Kebakaran yang melanda gedung Terra Drone di Johar Baru, Jakarta Pusat, mengakibatkan 22 orang kehilangan nyawa, termasuk Novia yang berusia 25 tahun. Diketahui bahwa Novia sedang hamil, tetapi tetap melanjutkan pekerjaannya.

"Udah tua ya (usia kandungannya). Kemungkinan Januari itu udah HPL-nya," kata sepupu korban, Prasetyo di RS Polri pada Selasa (9/12).
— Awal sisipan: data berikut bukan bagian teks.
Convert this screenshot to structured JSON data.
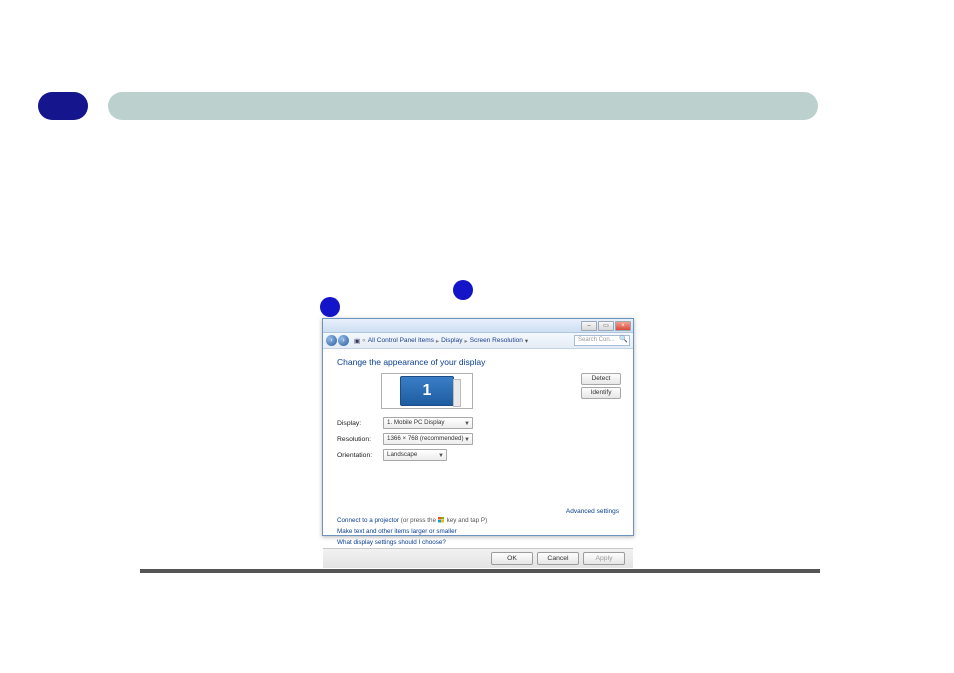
{
  "breadcrumb": {
    "items": [
      "All Control Panel Items",
      "Display",
      "Screen Resolution"
    ]
  },
  "search": {
    "placeholder": "Search Con..."
  },
  "heading": "Change the appearance of your display",
  "monitor_number": "1",
  "side_buttons": {
    "detect": "Detect",
    "identify": "Identify"
  },
  "form": {
    "display": {
      "label": "Display:",
      "value": "1. Mobile PC Display"
    },
    "resolution": {
      "label": "Resolution:",
      "value": "1366 × 768 (recommended)"
    },
    "orientation": {
      "label": "Orientation:",
      "value": "Landscape"
    }
  },
  "advanced_link": "Advanced settings",
  "links": {
    "projector_link": "Connect to a projector",
    "projector_hint_before": " (or press the ",
    "projector_hint_after": " key and tap P)",
    "make_text": "Make text and other items larger or smaller",
    "what_settings": "What display settings should I choose?"
  },
  "buttons": {
    "ok": "OK",
    "cancel": "Cancel",
    "apply": "Apply"
  }
}
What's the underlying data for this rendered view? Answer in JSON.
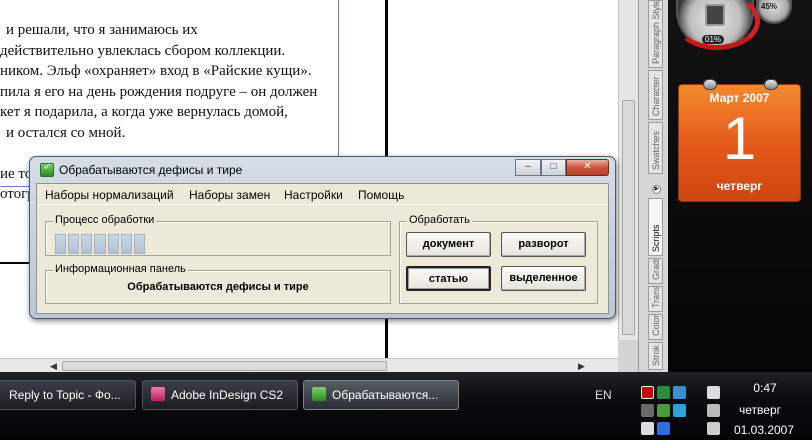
{
  "document": {
    "lines": [
      "и решали, что я занимаюсь их",
      "действительно увлеклась сбором коллекции.",
      "ником. Эльф «охраняет» вход в «Райские кущи».",
      "пила я его на день рождения подруге – он должен",
      "кет я подарила, а когда уже вернулась домой,",
      "и остался со мной.",
      "",
      "ие то",
      "отогр"
    ]
  },
  "side_panel": {
    "tabs": [
      "Paragraph Styles",
      "Character",
      "Swatches",
      "Scripts",
      "Gradi",
      "Trans",
      "Color",
      "Strok"
    ]
  },
  "sidebar": {
    "cpu_gauge": {
      "percent": "01%",
      "mem_percent": "45%"
    },
    "calendar": {
      "month": "Март 2007",
      "day": "1",
      "weekday": "четверг"
    }
  },
  "dialog": {
    "title": "Обрабатываются дефисы и тире",
    "window_buttons": {
      "minimize": "–",
      "maximize": "□",
      "close": "✕"
    },
    "menu": [
      "Наборы нормализаций",
      "Наборы замен",
      "Настройки",
      "Помощь"
    ],
    "progress_group": {
      "label": "Процесс обработки",
      "progress": 0.0
    },
    "info_group": {
      "label": "Информационная панель",
      "text": "Обрабатываются дефисы и тире"
    },
    "process_group": {
      "label": "Обработать",
      "buttons": {
        "document": "документ",
        "spread": "разворот",
        "story": "статью",
        "selection": "выделенное"
      }
    }
  },
  "taskbar": {
    "items": [
      {
        "label": "Reply to Topic - Фо...",
        "active": false
      },
      {
        "label": "Adobe InDesign CS2",
        "active": false
      },
      {
        "label": "Обрабатываются...",
        "active": true
      }
    ],
    "language": "EN",
    "clock": {
      "time": "0:47",
      "weekday": "четверг",
      "date": "01.03.2007"
    }
  }
}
Ketika kebakaran terjadi, Novia berada di lantai 5 saat asap mulai memenuhi gedung. Ia berusaha turun ke lantai dasar, namun kondisi yang semakin gelap dan dipenuhi asap membuatnya terpaksa kembali ke atas. Upaya tersebut justru membuat dirinya terperangkap, dan akhirnya ditemukan dalam keadaan tak bernyawa. Keluarga menduga bahwa penyebab kematiannya adalah kehabisan oksigen.

"Iya di lantai 5, mau turun ke lantai 1 karena api sudah berasap, balik lagi ke lantai 5 dan terjebak di situ. Dari kondisinya sih alhamdulillah masih utuh. Mungkin (kehabisan) oksigen," jelas dia.

Kabar Duka Diterima Keluarga

Keluarga menerima kabar duka tersebut sekitar pukul 15.30 WIB. Mereka segera menuju rumah sakit setelah mendapatkan informasi dari mertua korban.

"Iya langsung ke sini jemput mertua dulu langsung ke sini," tambah dia.

Sejumlah anggota keluarga berkumpul di rumah sakit sambil menunggu proses identifikasi. Keluarga besar dari Lampung juga sedang dalam perjalanan menuju Jakarta. Rencananya, jenazah Novia akan dibawa pulang dan dimakamkan di kampung halamannya di Lampung.

"Rencana sih mau dimakamin di Lampung," tutup dia.